Olivier Père

Nymphomaniac – volume 2 de Lars von Trier

La deuxième partie de Nymphomaniac de Lars von Trier, sortie le 29 janvier en France, en attendant d’en découvrir la version intégrale dans le courant de l’année (le « director’s cut » du volume 1 a été dévoilé au Festival de Berlin) confirme l’exceptionnelle richesse d’une œuvre qui repousse et explore non pas les limites de la représentation comme on aurait pu le penser à l’annonce d’un projet sur le sexe par le scandaleux cinéaste danois, mais celle de la narration.
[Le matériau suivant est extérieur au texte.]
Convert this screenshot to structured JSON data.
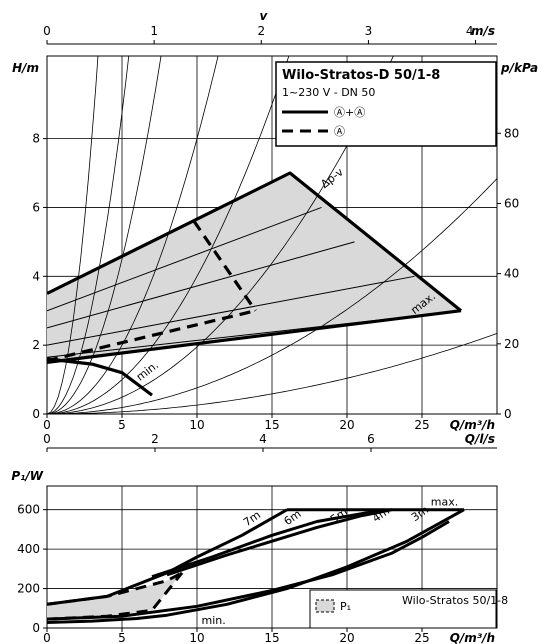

Tout Nymphomaniac repose en effet sur un art – plus littéraire que cinématographique – de la digression, ce qui en fait un film unique en son genre.
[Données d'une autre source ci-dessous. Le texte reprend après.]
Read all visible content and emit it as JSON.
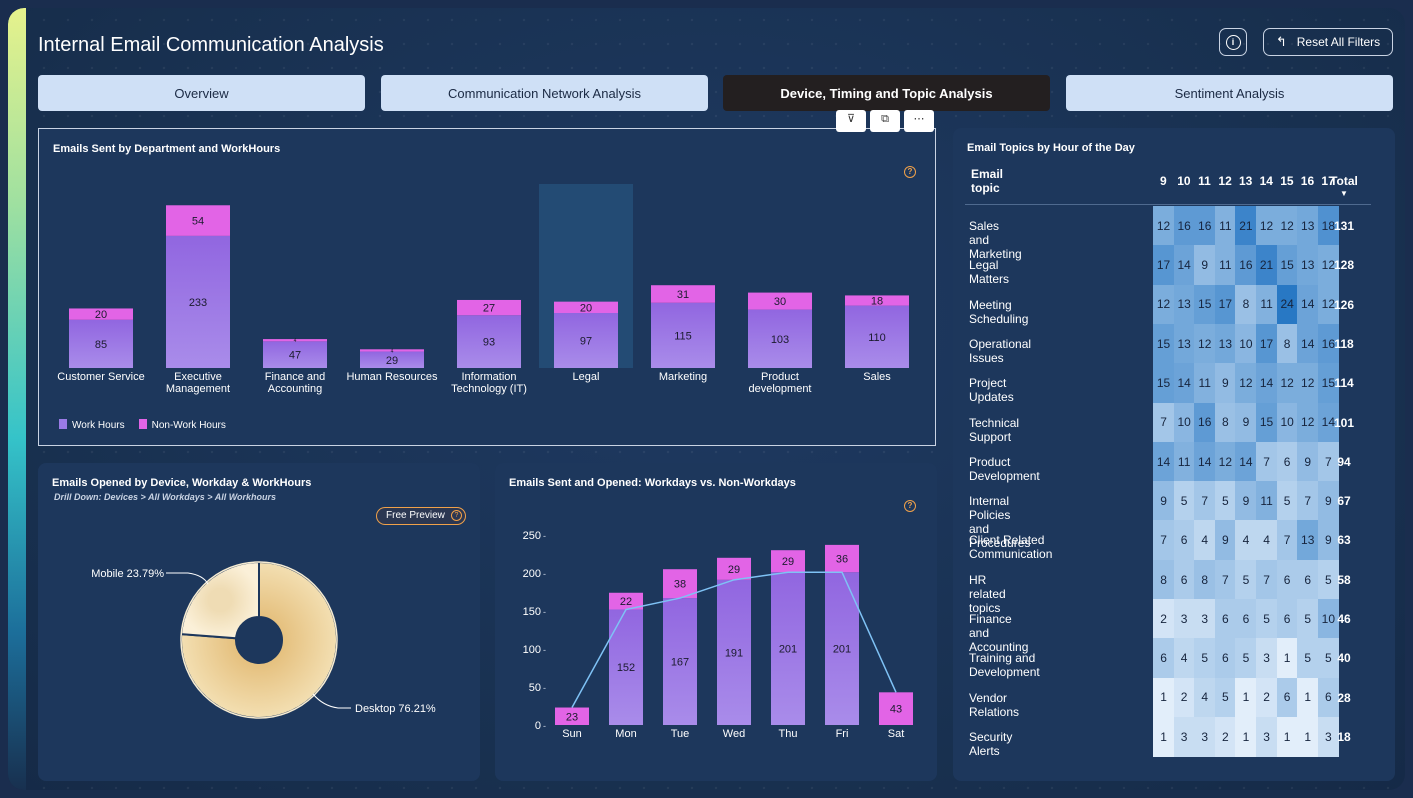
{
  "app": {
    "title": "Internal Email Communication Analysis",
    "reset_label": "Reset All Filters",
    "info_icon_text": "i"
  },
  "tabs": [
    {
      "label": "Overview",
      "active": false
    },
    {
      "label": "Communication Network Analysis",
      "active": false
    },
    {
      "label": "Device, Timing and Topic Analysis",
      "active": true
    },
    {
      "label": "Sentiment Analysis",
      "active": false
    }
  ],
  "colors": {
    "work_hours": "#9a7be6",
    "non_work_hours": "#e264e6",
    "desktop": "#e9c98e",
    "mobile": "#f4e2bc",
    "heat_low": "#e6f0fa",
    "heat_high": "#2b7cc6"
  },
  "dept_chart": {
    "title": "Emails Sent by Department and WorkHours",
    "help_text": "?",
    "legend": [
      "Work Hours",
      "Non-Work Hours"
    ],
    "highlighted_category": "Legal"
  },
  "device_chart": {
    "title": "Emails Opened by Device, Workday & WorkHours",
    "drill_label": "Drill Down: Devices > All Workdays > All Workhours",
    "free_preview_label": "Free Preview",
    "help_text": "?"
  },
  "weekday_chart": {
    "title": "Emails Sent and Opened: Workdays vs. Non-Workdays",
    "help_text": "?"
  },
  "topics_table": {
    "title": "Email Topics by Hour of the Day",
    "col_topic": "Email topic",
    "hours": [
      "9",
      "10",
      "11",
      "12",
      "13",
      "14",
      "15",
      "16",
      "17"
    ],
    "col_total": "Total",
    "rows": [
      {
        "topic": "Sales and Marketing",
        "values": [
          12,
          16,
          16,
          11,
          21,
          12,
          12,
          13,
          18
        ],
        "total": "131"
      },
      {
        "topic": "Legal Matters",
        "values": [
          17,
          14,
          9,
          11,
          16,
          21,
          15,
          13,
          12
        ],
        "total": "128"
      },
      {
        "topic": "Meeting Scheduling",
        "values": [
          12,
          13,
          15,
          17,
          8,
          11,
          24,
          14,
          12
        ],
        "total": "126"
      },
      {
        "topic": "Operational Issues",
        "values": [
          15,
          13,
          12,
          13,
          10,
          17,
          8,
          14,
          16
        ],
        "total": "118"
      },
      {
        "topic": "Project Updates",
        "values": [
          15,
          14,
          11,
          9,
          12,
          14,
          12,
          12,
          15
        ],
        "total": "114"
      },
      {
        "topic": "Technical Support",
        "values": [
          7,
          10,
          16,
          8,
          9,
          15,
          10,
          12,
          14
        ],
        "total": "101"
      },
      {
        "topic": "Product Development",
        "values": [
          14,
          11,
          14,
          12,
          14,
          7,
          6,
          9,
          7
        ],
        "total": "94"
      },
      {
        "topic": "Internal Policies and Procedures",
        "values": [
          9,
          5,
          7,
          5,
          9,
          11,
          5,
          7,
          9
        ],
        "total": "67"
      },
      {
        "topic": "Client Related Communication",
        "values": [
          7,
          6,
          4,
          9,
          4,
          4,
          7,
          13,
          9
        ],
        "total": "63"
      },
      {
        "topic": "HR related topics",
        "values": [
          8,
          6,
          8,
          7,
          5,
          7,
          6,
          6,
          5
        ],
        "total": "58"
      },
      {
        "topic": "Finance and Accounting",
        "values": [
          2,
          3,
          3,
          6,
          6,
          5,
          6,
          5,
          10
        ],
        "total": "46"
      },
      {
        "topic": "Training and Development",
        "values": [
          6,
          4,
          5,
          6,
          5,
          3,
          1,
          5,
          5
        ],
        "total": "40"
      },
      {
        "topic": "Vendor Relations",
        "values": [
          1,
          2,
          4,
          5,
          1,
          2,
          6,
          1,
          6
        ],
        "total": "28"
      },
      {
        "topic": "Security Alerts",
        "values": [
          1,
          3,
          3,
          2,
          1,
          3,
          1,
          1,
          3
        ],
        "total": "18"
      }
    ]
  },
  "chart_data": [
    {
      "type": "bar",
      "stacked": true,
      "title": "Emails Sent by Department and WorkHours",
      "categories": [
        "Customer Service",
        "Executive Management",
        "Finance and Accounting",
        "Human Resources",
        "Information Technology (IT)",
        "Legal",
        "Marketing",
        "Product development",
        "Sales"
      ],
      "series": [
        {
          "name": "Work Hours",
          "values": [
            85,
            233,
            47,
            29,
            93,
            97,
            115,
            103,
            110
          ]
        },
        {
          "name": "Non-Work Hours",
          "values": [
            20,
            54,
            4,
            4,
            27,
            20,
            31,
            30,
            18
          ]
        }
      ],
      "legend_position": "bottom-left"
    },
    {
      "type": "pie",
      "donut": true,
      "title": "Emails Opened by Device, Workday & WorkHours",
      "slices": [
        {
          "label": "Desktop",
          "value": 76.21,
          "display": "Desktop 76.21%"
        },
        {
          "label": "Mobile",
          "value": 23.79,
          "display": "Mobile 23.79%"
        }
      ]
    },
    {
      "type": "bar",
      "stacked": true,
      "title": "Emails Sent and Opened: Workdays vs. Non-Workdays",
      "categories": [
        "Sun",
        "Mon",
        "Tue",
        "Wed",
        "Thu",
        "Fri",
        "Sat"
      ],
      "series": [
        {
          "name": "Work Hours",
          "values": [
            0,
            152,
            167,
            191,
            201,
            201,
            0
          ]
        },
        {
          "name": "Non-Work Hours",
          "values": [
            23,
            22,
            38,
            29,
            29,
            36,
            43
          ]
        }
      ],
      "line": {
        "values": [
          23,
          152,
          167,
          191,
          201,
          201,
          43
        ]
      },
      "y_ticks": [
        0,
        50,
        100,
        150,
        200,
        250
      ],
      "ylim": [
        0,
        250
      ],
      "grid": false
    }
  ]
}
Comme on pouvait s’en douter, les vingt minutes supplémentaires de la version longue présentée à Berlin contenaient essentiellement des développements des scènes de dialogues et quelques inserts visuels en plus, et pas seulement des plans érotiques ou pornographiques qui ne constituent que quelques secondes de métrages. Il y a des chances qu’il en soit ainsi pour le volume 2, même si le caractère violent et sombre de cette deuxième partie laisse présager davantage de moments choquants écartés du montage destiné à l’exploitation en salle – par exemple une éprouvante scène d’auto avortement de Joe dans des toilettes, indiquée dans le scénario original que nous avions pu lire, mais nous ignorons encore si elle a été tournée par Lars von Trier.
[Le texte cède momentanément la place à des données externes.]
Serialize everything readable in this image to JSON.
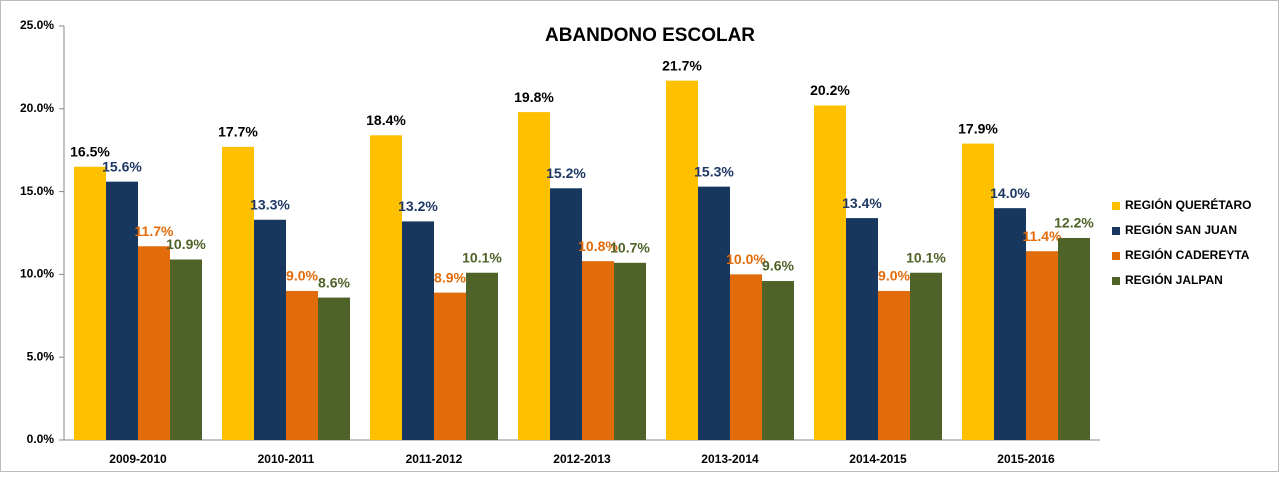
{
  "chart_data": {
    "type": "bar",
    "title": "ABANDONO ESCOLAR",
    "categories": [
      "2009-2010",
      "2010-2011",
      "2011-2012",
      "2012-2013",
      "2013-2014",
      "2014-2015",
      "2015-2016"
    ],
    "series": [
      {
        "name": "REGIÓN QUERÉTARO",
        "color": "#ffc000",
        "label_color": "#000000",
        "values": [
          16.5,
          17.7,
          18.4,
          19.8,
          21.7,
          20.2,
          17.9
        ],
        "value_labels": [
          "16.5%",
          "17.7%",
          "18.4%",
          "19.8%",
          "21.7%",
          "20.2%",
          "17.9%"
        ]
      },
      {
        "name": "REGIÓN SAN JUAN",
        "color": "#17375e",
        "label_color": "#1f3864",
        "values": [
          15.6,
          13.3,
          13.2,
          15.2,
          15.3,
          13.4,
          14.0
        ],
        "value_labels": [
          "15.6%",
          "13.3%",
          "13.2%",
          "15.2%",
          "15.3%",
          "13.4%",
          "14.0%"
        ]
      },
      {
        "name": "REGIÓN CADEREYTA",
        "color": "#e26b0a",
        "label_color": "#e26b0a",
        "values": [
          11.7,
          9.0,
          8.9,
          10.8,
          10.0,
          9.0,
          11.4
        ],
        "value_labels": [
          "11.7%",
          "9.0%",
          "8.9%",
          "10.8%",
          "10.0%",
          "9.0%",
          "11.4%"
        ]
      },
      {
        "name": "REGIÓN JALPAN",
        "color": "#4f6228",
        "label_color": "#4f6228",
        "values": [
          10.9,
          8.6,
          10.1,
          10.7,
          9.6,
          10.1,
          12.2
        ],
        "value_labels": [
          "10.9%",
          "8.6%",
          "10.1%",
          "10.7%",
          "9.6%",
          "10.1%",
          "12.2%"
        ]
      }
    ],
    "ylim": [
      0,
      25
    ],
    "yticks": [
      {
        "value": 0,
        "label": "0.0%"
      },
      {
        "value": 5,
        "label": "5.0%"
      },
      {
        "value": 10,
        "label": "10.0%"
      },
      {
        "value": 15,
        "label": "15.0%"
      },
      {
        "value": 20,
        "label": "20.0%"
      },
      {
        "value": 25,
        "label": "25.0%"
      }
    ],
    "legend": "right"
  }
}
Cette structure rhizomatique répond sans doute à la volonté de Lars von Trier d’inventer à chaque nouveau film une forme qui corresponde au propos du film. Ici l’éparpillement et la multiplication des détails, signes, sujets de conversation renvoient à la multitude des rencontres sexuelles provoquées par Joe (Stacy Martin puis Charlotte Gainsbourg) mais aussi à son immense et paradoxale solitude. Nymphomaniac conclut une série d’études féminines en forme de retable constitué de Antichrist (versant hystérique) et Melancholia (versant dépressif) avec une nouvelle fois le chaos comme motif principal. Et une femme – démultipliée – comme héroïne.

et Charlotte Gainsbourg

Mia Goth et Charlotte Gainsbourg

Nymphomaniac vol. 2 exagère la dimension délirante et feuilletonesque de la première partie avec une succession d’aventures qui entraînent Joe dans un monde inquiétant et dangereux, que ce soit une expérience sadomasochiste avec un dominateur (avec Jamie Bell dans un contre emploi glaçant) qui reçoit ses « clientes » comme le ferait un dentiste ou un gynécologie, en les faisant patienter dans une salle d’attente, ou ses activités de collectrice de fonds pour la mafia (apparition clin d’œil de Willem Dafoe dans le rôle de son patron) qui lui permettent de passer du statut de victime à celle de menace en se transformant en maîtresse SM avec les mauvais payeurs. Sautant de la Bible à Ian Fleming, de la philosophie au roman de gare, du mélodrame à la blague paillarde, Nymphomaniac vol. 2 assume sa construction en inventaire, déclenchant une avalanche d’associations visuelles, de ruptures narratives, de commentaires à l’intérieur du récit, et par la même occasion l’excitation et la curiosité intellectuelle. Cette convocation surprenante de l’histoire de l’art, de la religion et de la pensée inclut aussi, non sans ironie, les travaux précédents de Lars von Trier. Nymphomaniac vol. 2 reproduit ainsi l’une des scènes les plus controversées de Antichrist, provocant une nouvelle rupture formelle à l’intérieur d’un film qui en compte beaucoup. Cette autocitation prouve l’absence de complexe de Lars von Trier, son humour pince sans rire qui l’incite à refaire une scène qui déclencha l’ire moralisatrice de la critique – esthétisation de la mort d’un enfant, présentation du sexe comme une faute – et un esprit punk qui parcourt Nymphomaniac, tour de force mariant l’intelligence du propos, l’âpre beauté des plans et un mépris assumé pour ce qu’il faut faire ou ne pas faire, s’engouffrant dans le politiquement incorrect – la scène de triolisme avec deux Africains – le plaidoyer pro domo au risque de parasiter son discours et s’attirer la colère, l’insatisfaction ou l’inconfort des spectateurs, à moins que cela soit exactement ce que Lars von Trier recherchait dans le chantier Nymphomaniac. Il y est parvenu, transformant le(s) film(s) en grande œuvre incomprise (sans doute pour longtemps), incapable de déclencher une bataille d’Hernani faute de combattants, englobant tout – ou presque – sauf l’érotisme, sans doute la chose que les détracteurs du film ont le plus de mal à lui pardonner.